A walk through the ninth ward

By Anna Rockne

We crossed over the Canal Street Bridge into the Lower 9th Ward on a sunny 75 degree day during spring break and saw a memorial to the residents just over the bridge in the median. It read, “I am coming home,” but today, almost three years after Hurricane Katrina hit New Orleans, most Lower 9th Ward residents have not come home.The residential blocks bordering the breached levee in this neighborhood are made up of empty lots and dilapidated houses the government still has not demolished. Each building says “TFW,” an abbreviation for “ten feet of water.”

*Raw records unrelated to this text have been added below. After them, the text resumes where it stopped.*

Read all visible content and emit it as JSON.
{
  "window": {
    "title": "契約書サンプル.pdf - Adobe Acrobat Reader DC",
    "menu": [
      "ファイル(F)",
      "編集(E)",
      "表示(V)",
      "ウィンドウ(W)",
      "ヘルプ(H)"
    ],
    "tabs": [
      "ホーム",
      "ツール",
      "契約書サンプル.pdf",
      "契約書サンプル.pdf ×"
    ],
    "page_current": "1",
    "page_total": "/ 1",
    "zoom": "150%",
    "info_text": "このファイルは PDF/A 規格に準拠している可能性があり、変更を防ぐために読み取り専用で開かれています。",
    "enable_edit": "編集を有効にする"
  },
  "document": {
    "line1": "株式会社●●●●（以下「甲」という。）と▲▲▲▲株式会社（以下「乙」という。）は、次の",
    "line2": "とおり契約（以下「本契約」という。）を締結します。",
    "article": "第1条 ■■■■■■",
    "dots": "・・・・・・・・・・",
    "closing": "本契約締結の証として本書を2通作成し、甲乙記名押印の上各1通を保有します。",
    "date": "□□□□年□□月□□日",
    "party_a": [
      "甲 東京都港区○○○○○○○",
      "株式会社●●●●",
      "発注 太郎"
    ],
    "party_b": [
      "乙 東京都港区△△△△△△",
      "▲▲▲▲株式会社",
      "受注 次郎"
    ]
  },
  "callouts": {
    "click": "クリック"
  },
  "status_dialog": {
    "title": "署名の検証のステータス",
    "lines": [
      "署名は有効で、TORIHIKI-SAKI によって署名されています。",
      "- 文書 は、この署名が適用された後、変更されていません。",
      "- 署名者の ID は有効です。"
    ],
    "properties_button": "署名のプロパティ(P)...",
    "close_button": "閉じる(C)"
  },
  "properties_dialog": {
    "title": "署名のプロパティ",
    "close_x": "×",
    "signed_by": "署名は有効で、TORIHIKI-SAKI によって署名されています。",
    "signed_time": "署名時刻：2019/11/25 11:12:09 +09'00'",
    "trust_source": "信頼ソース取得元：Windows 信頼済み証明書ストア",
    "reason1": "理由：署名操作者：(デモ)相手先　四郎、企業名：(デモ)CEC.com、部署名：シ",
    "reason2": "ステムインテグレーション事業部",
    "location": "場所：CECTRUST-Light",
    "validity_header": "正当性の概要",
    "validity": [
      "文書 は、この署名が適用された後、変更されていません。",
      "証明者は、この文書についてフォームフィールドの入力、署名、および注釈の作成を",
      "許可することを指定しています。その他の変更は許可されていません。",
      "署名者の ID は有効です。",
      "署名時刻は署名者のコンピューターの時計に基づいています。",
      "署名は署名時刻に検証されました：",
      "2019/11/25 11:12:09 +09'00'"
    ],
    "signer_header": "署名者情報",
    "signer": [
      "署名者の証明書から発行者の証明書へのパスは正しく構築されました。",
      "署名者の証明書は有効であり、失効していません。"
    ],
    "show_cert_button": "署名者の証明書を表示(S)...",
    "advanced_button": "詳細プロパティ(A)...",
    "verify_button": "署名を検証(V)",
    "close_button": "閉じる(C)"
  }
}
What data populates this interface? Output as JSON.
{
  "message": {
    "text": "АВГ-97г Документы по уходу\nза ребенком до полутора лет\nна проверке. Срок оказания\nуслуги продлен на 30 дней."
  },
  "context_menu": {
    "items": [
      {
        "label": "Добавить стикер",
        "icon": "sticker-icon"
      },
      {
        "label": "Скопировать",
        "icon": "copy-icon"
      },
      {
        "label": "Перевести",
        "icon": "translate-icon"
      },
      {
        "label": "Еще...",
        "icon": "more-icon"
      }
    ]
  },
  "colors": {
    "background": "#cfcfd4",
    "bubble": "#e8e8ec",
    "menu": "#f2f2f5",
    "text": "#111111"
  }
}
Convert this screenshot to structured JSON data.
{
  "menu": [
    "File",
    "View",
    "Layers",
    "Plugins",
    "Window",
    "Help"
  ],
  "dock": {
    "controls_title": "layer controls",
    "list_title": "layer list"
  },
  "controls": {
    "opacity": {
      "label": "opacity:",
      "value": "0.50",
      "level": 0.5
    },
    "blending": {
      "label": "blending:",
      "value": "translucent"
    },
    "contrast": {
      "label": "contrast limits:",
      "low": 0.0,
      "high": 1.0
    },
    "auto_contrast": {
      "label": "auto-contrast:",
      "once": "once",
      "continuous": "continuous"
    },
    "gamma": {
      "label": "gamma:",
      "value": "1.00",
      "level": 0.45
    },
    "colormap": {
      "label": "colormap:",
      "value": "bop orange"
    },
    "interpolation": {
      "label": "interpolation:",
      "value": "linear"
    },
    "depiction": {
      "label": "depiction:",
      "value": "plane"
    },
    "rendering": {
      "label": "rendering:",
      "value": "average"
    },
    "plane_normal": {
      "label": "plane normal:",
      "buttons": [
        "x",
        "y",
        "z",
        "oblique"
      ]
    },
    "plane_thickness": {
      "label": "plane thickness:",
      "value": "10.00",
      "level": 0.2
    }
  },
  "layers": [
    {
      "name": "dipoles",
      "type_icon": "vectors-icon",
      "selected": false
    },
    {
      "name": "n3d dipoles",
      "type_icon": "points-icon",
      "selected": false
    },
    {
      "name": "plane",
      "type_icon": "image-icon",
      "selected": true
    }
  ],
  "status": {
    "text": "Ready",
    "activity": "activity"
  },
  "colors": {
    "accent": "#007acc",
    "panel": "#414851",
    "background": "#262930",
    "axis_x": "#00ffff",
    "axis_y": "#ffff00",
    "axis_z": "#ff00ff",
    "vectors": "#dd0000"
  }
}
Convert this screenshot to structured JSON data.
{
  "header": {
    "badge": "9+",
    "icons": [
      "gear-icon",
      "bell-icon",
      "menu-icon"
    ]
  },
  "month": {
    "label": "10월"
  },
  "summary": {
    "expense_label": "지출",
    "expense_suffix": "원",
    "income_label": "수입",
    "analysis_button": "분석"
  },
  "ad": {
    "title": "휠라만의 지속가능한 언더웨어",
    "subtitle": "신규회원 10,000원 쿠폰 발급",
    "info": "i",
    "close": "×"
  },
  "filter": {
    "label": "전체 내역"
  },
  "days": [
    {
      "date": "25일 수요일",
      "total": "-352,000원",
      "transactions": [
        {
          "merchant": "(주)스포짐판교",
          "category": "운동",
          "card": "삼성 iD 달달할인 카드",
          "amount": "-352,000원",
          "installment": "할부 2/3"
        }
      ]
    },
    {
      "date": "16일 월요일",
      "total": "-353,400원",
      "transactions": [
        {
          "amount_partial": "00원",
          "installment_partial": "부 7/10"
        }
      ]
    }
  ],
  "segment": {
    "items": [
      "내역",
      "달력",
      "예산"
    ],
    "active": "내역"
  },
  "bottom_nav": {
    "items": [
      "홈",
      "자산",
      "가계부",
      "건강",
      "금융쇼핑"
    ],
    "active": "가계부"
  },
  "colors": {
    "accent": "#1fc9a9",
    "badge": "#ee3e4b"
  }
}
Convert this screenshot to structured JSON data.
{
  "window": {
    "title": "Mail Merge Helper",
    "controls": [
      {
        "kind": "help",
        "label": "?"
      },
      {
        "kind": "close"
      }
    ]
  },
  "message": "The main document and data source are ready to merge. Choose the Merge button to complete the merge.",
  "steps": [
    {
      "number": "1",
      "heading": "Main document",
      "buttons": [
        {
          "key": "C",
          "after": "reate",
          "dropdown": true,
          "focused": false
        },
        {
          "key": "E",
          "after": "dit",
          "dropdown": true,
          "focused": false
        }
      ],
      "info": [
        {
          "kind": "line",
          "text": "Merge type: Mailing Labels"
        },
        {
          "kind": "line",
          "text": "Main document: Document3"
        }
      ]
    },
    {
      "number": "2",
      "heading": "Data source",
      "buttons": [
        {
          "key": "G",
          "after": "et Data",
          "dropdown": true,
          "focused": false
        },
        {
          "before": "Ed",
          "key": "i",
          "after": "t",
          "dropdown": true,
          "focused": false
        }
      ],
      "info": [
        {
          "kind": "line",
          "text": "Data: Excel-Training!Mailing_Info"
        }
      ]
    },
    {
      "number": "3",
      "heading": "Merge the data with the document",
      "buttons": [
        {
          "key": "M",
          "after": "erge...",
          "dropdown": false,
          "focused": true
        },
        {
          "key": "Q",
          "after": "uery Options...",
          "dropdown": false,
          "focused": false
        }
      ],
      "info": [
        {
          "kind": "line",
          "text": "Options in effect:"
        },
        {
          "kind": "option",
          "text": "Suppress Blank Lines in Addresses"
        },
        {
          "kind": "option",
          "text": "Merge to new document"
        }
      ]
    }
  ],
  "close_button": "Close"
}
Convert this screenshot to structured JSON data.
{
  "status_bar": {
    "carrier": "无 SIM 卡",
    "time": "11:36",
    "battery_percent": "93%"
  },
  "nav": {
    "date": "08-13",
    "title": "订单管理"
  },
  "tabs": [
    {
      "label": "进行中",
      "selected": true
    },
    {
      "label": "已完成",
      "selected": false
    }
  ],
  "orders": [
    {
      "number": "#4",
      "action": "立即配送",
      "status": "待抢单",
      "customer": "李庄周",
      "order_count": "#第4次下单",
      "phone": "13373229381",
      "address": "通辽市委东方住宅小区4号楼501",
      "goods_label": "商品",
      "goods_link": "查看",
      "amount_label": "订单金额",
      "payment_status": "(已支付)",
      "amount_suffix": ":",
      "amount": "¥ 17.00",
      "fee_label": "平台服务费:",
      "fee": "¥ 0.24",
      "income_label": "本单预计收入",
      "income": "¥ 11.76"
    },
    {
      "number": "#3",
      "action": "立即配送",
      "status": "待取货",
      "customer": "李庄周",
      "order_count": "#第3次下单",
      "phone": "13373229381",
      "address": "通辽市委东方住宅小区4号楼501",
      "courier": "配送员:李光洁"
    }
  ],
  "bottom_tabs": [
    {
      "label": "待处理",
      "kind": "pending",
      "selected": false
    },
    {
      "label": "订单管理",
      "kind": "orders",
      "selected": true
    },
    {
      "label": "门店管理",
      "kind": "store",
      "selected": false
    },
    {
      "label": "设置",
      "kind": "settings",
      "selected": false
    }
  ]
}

Linda Jackson, the president of the Lower 9th Ward Homeowner’s Association, owns one of these empty lots.

“My house was on top of my neighbor’s car,” Jackson said. “He came over when they let us back into the neighborhood and he said, ‘you parked your roof on my car, you owe me.’ He’s a good guy. I’m better off than most people because I didn’t lose family.”

Jackson visited her property every day waiting for FEMA to come help her uncover any belongings she could salvage from within the crooked, sagging foundation.

“One day I came back and the whole thing was gone. I just cried,” she said.

On Flood Street, Jackson instructed a group of 50 volunteers to hack away at dead trees and four-foot high grass and weeds using donated tools. She asked us to fill the street with the brush and debris we removed to block coach buses from bringing tourists to gawk at the irony of the street name. After three hours we uncovered a concrete path and three steps that led to nothing. The city is charging the former homeowner $100 a month for having an overgrown lawn.

Jackson runs the non-profit Homeowner’s Association out of a concrete-block building donated by a neighboring church. She lobbies the city to assist residents who were displaced by the hurricane, many of whom do not have insurance. She also finds legal assistance for residents who were charged for work that contractors never completed.

FEMA has selectively reimbursed residents who have begun rebuilding, but many don’t have the money to get started. Thus far only around 2,000 of the 18,000 residents of the Lower 9th Ward have returned.

“If the city cared you’d be back home.” Linda tells her old neighbors. She refuses to abandon her neighborhood. “I’m not one to put up with crap. I don’t know how to . . . I’ve never done it before.”

The next day, we took Shirley Johnigan, a residence of the 9th Ward, out to dinner. Last year a group of Mac students put in a week of work on Johnigan’s house on the corner of New Orleans and Hope streets in St Bernard Parish; she moved in only three weeks ago. There are no visible water lines on the houses in this neighborhood because the water reached the tops of the roofs during the flooding.

A few days after Johnigan moved back home she got a call from the water company demanding $2,900 in past utility bills because she didn’t call to have her water turned off before evacuating. Although back in her home, she is forced to live without running water because she cannot afford the bill.

Johnigan asked us if we would to take the long way to the restaurant so we could do some “sight seeing.” We drove past the St. Bernard’s Projects, what was once one of the largest low-income housing complexes in the city. Johnigan ‘s grandmother raised her in these projects. Today the apartments are set for demolition.

“They said they’re going to make it into affordable housing, but that’s not correct. They’re not going to do that,” Johnigan said. “It’s a process of elimination of the poor.”

Some people think the disproportionate property damage and loss of life caused by severe flooding in poor, largely black neighborhoods was a conspiracy to “clean up” the city. However, Steve Nelson, Professor of Geology at Tulane University in New Orleans said the twenty levees that failed left more than just the poorest neighborhoods underwater. The only land that wasn’t underwater was at a higher elevation.

“Ultimately the Army Corps of Engineers was responsible for a hurricane protection plan that failed,” Nelson said.

The levee along the 17th Street Canal leaned under lateral water pressure because its steel roots were planted in a layer of weak clay. When the flooding began, it eroded the soil, releasing the layer of 4,000-year-old sand beneath it into the Gentilly neighborhood.

Had the Army Corps of Engineers built every levee to the height of 14 feet that Congress funded, rather than 12 feet, less than a quarter of the city would have flooded instead of the 80 percent that was under water, Nelson said.

According to a report published by the Army Corps of Engineers after Hurricane Katrina, the levees failed for reasons that could not have been anticipated. The Corps completed a study in 1985 that showed every potential failure that could occur if a major hurricane struck, published the results in a paper, and filed it away. It happened exactly as they anticipated, Nelson said. “It’s an attitude of complacency, it’s historical mistakes, it’s congressional mistakes.”

Brooke Hilzim ’10, a New Orleans native, blames the government for the city’s slow recovery from the disaster.

“[FEMA] is a really poorly run bureaucracy, and only those who had connections and knew which steps of the system to bypass were able to receive aid efficiently and many of those people still didn’t,” she said. “Financially it’s hard to live here, but culturally it’s hard to live anywhere else.